We completed the Bangalore University workshop yesterday. I was pleased to see five completed projects, one from each collaborative group. One group burned the edges of their book, as a metaphor for man’s encroachment of nature, serving up a sooty, pungent experience. It’s been a challenge for them to conceptualize working collaboratively. Most projects settled on agreeing on a theme and a form, but maintained their individuality by painting separate pages. One group managed to cooperatively paint each page, but one student in that group proceeded to sign his name on nearly every page, and had difficulty understanding why I called attention to it.
Student collaborative Book Projects
A huge old banyan tree on BU campus
Bus to downtown Bangalore
I was pretty excited to take my first bus ride in Bangalore yesterday, with Madhan as my guide. We sat in the back and bounced our way over the deeply jutted University roads. Yet again I was humbled by the generosity of India, leaving Bangalore University with an unexpected wallet full of rupees, a thank you from the art department, and having Madhan insist on paying my bus fare. It was a hot and dusty ride into the heart of the city. Since the bus was not direct to our destination of HCG Hospital, we got off near the city markets, where hundreds of running children were let out of school for the day. Probably Madhan and I made an unusual looking pair- Madhan with his African style knit cap and tattoo covered arms, jeans and sneakers and a small pack and me with my very white skin and gray hair. He has been a cheerful, loquacious and constant companion for the whole Bangalore University workshop, and a great pleasure to spend time with walking through the crowded markets on our way to the hospital. Many times children rushed to shake my hand and practice a word or two of English, or they hung out of auto rickshaws waving and laughing and calling out “hi!”.
One of the Rajs
The Palace Library (only scholars can look at the books)
On the train to Mysore
Mysore Train Station
This morning Mahdeva, the family driver, took me to the train station and held my hand through the ticket buying process (new to him as well as he usually takes the bus), making sure I filled out the form correctly and had the right ticket, and buying a platform ticket to make sure I was safely on the train.

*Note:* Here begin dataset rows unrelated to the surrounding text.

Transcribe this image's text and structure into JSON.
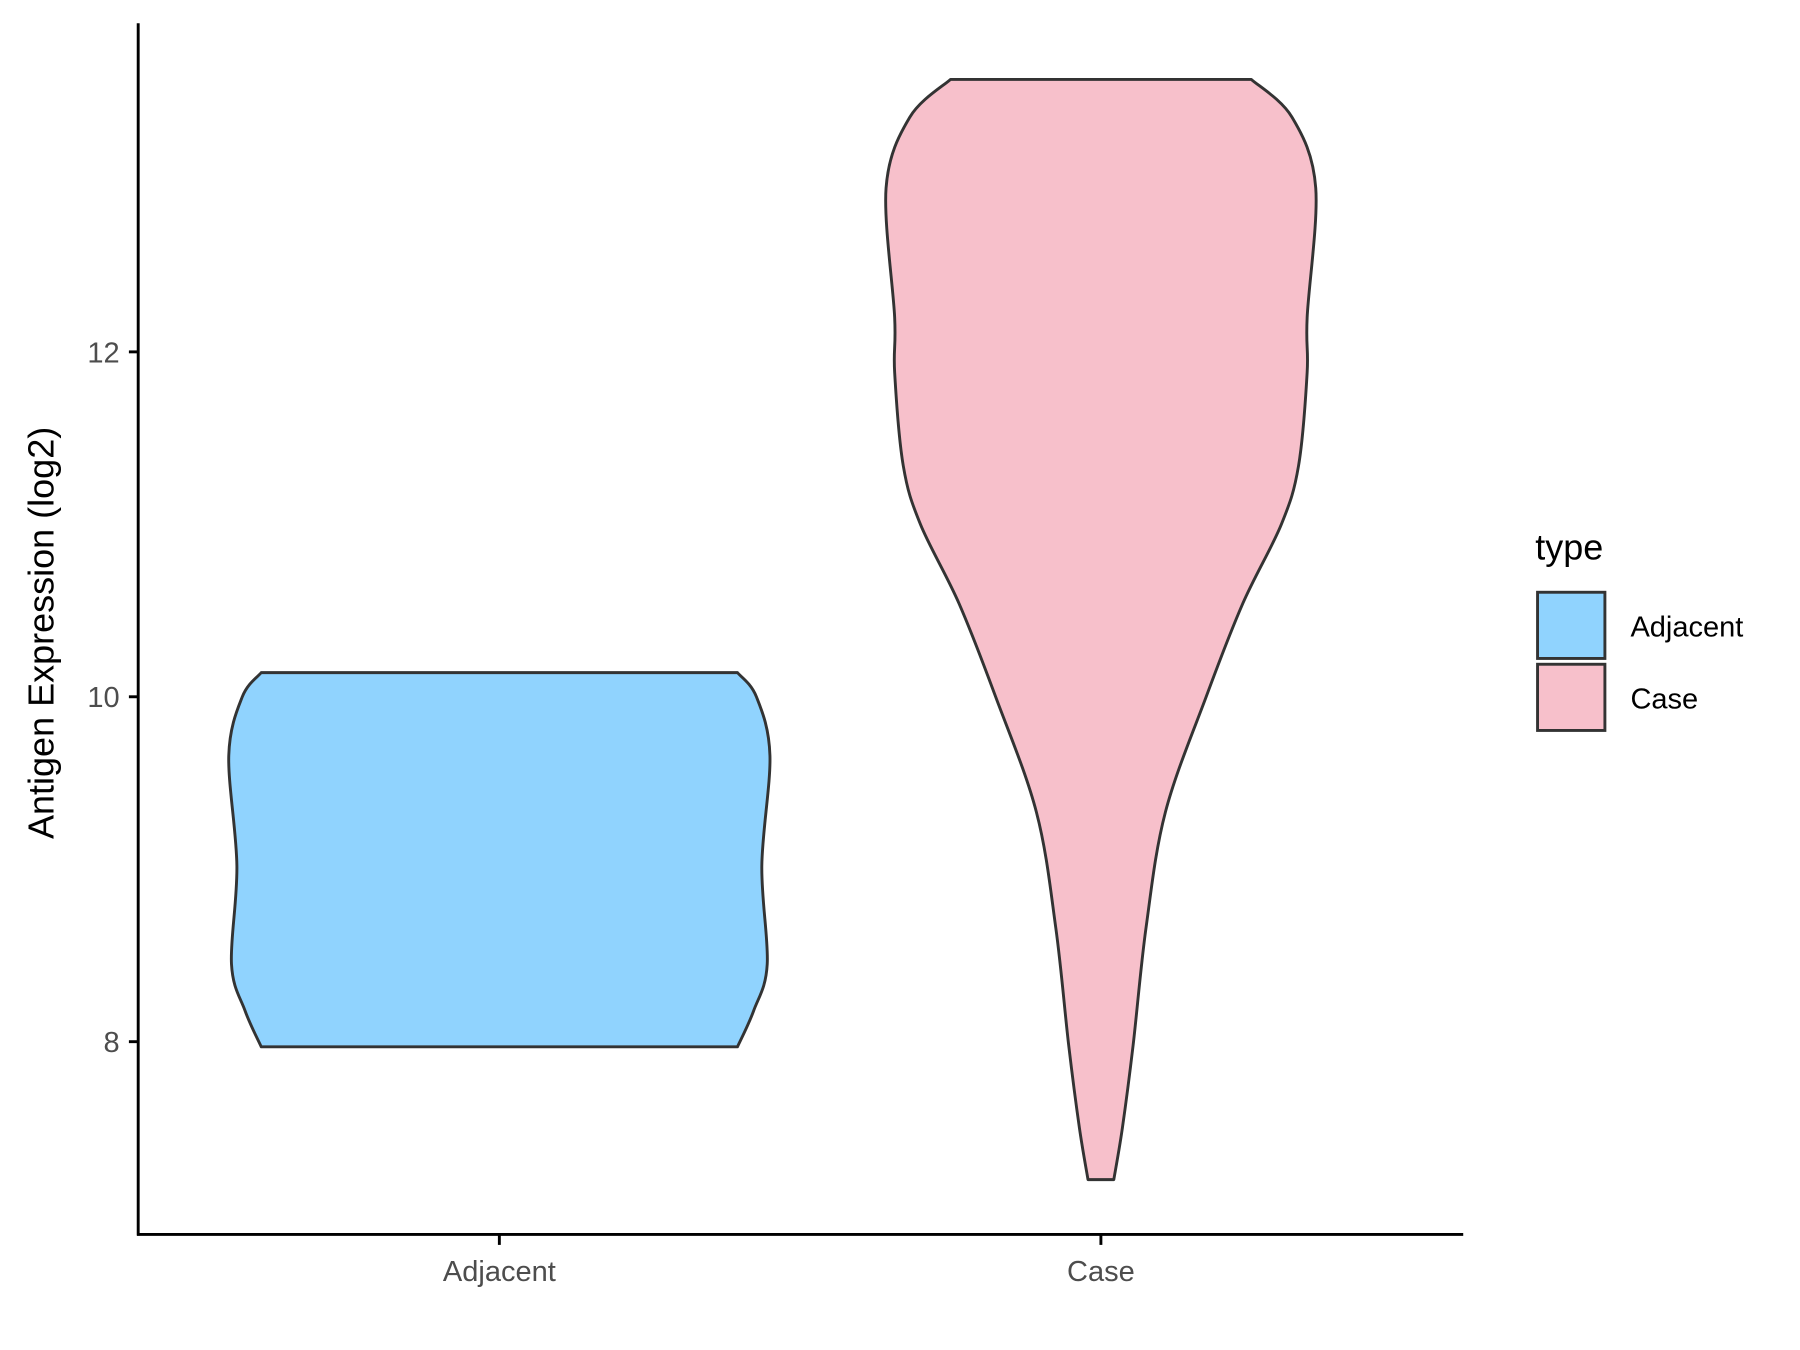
{
  "chart_data": {
    "type": "violin",
    "title": "",
    "xlabel": "",
    "ylabel": "Antigen Expression (log2)",
    "categories": [
      "Adjacent",
      "Case"
    ],
    "y_ticks": [
      8,
      10,
      12
    ],
    "ylim": [
      6.9,
      13.9
    ],
    "grid": false,
    "legend": {
      "title": "type",
      "position": "right",
      "entries": [
        "Adjacent",
        "Case"
      ]
    },
    "series": [
      {
        "name": "Adjacent",
        "color": "#90D3FE",
        "min": 7.97,
        "max": 10.14,
        "density_profile": {
          "y": [
            7.97,
            8.18,
            8.45,
            9.02,
            9.66,
            10.0,
            10.14
          ],
          "relative_width": [
            0.88,
            0.94,
            0.99,
            0.97,
            1.0,
            0.95,
            0.88
          ]
        }
      },
      {
        "name": "Case",
        "color": "#F7C0CB",
        "min": 7.2,
        "max": 13.58,
        "density_profile": {
          "y": [
            7.2,
            7.5,
            7.98,
            8.66,
            9.33,
            10.0,
            10.54,
            11.0,
            11.34,
            11.88,
            12.2,
            12.95,
            13.36,
            13.58
          ],
          "relative_width": [
            0.06,
            0.1,
            0.15,
            0.21,
            0.3,
            0.49,
            0.66,
            0.84,
            0.92,
            0.96,
            0.96,
            1.0,
            0.89,
            0.7
          ]
        }
      }
    ]
  }
}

He didn’t leave until he peered through the window and saw me at my seat. I just learned from Umesh, the gentleman seated next to me on the train who had spent time studying in the US, that at crowded railway stations like Bangalore, people like to go to the train station to hang out, and so selling platform tickets (4 or 5 rupees each) bring in additional income.

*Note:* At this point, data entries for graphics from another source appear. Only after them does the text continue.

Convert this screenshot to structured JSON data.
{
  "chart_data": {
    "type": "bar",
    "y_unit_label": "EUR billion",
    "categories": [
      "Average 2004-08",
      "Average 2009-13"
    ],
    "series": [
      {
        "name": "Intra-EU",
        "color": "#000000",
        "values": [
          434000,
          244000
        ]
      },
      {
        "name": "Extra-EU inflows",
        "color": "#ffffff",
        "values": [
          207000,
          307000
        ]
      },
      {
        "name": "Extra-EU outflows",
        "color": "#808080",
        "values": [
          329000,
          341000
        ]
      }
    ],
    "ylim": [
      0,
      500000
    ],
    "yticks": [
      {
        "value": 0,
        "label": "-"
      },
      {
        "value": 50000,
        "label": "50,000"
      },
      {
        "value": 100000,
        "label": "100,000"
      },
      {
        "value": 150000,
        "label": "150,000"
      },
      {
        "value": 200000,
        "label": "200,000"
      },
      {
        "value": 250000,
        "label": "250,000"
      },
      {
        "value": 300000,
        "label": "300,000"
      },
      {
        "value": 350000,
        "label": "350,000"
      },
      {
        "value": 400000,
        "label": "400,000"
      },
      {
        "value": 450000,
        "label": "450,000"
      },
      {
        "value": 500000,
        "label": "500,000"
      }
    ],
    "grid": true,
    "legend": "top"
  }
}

Finally I visited Mysore Palace! I mistakenly went to the wrong entrance near town and a 13 yr old boy convinced me to ride in his ponga, or horse drawn cart, to the other entrance. I admit it was a lot of fun, and breathtaking the way he bade his horse canter and quickly turn in front of buses and onrushing traffic. He kept slapping the horse with his reins and I begged him to be nice to the horse. I had avoided riding in the pongas previously because the horses are so slight and seem too fragile to bear the burden of passengers and cargo they cart around. Plus they are forced to run on the hard pavement, which must be jarring to their slender legs.
The Mysore Palace really is fantastic. I was surprised that there were so few westerners in the crowds of tourists. There were a couple of Tibetan monks who were having a high time getting people to photograph them with various types of people, like school girls in uniform seated on the ground and turbaned, bearded muslim men. Despite the quantity of people that work at the Palace, it is quite informal. You can wonder about at your own pace. The wooden house, behind the palace, is wonderfully shabby. Walls are covered amazing paintings, photographs of the rajs and scrawled with graffiti signatures. Despite the ban on cameras, cell phone photos are ok, so everyone is busy snapping away and of course I joined in.
Graffiti on the Palace walls
Near closing I nearly had the place to myself. One of the guards asked me if I wanted to photograph the “beautiful swords madam” (not really) and then did I want him to photograph me in front of them, which meant allowing me behind a thick rope barrier. So I complied, and then it became clear (ok, I’m slow) that he was angling for a tip and was happy with the ten rupee note I offered him.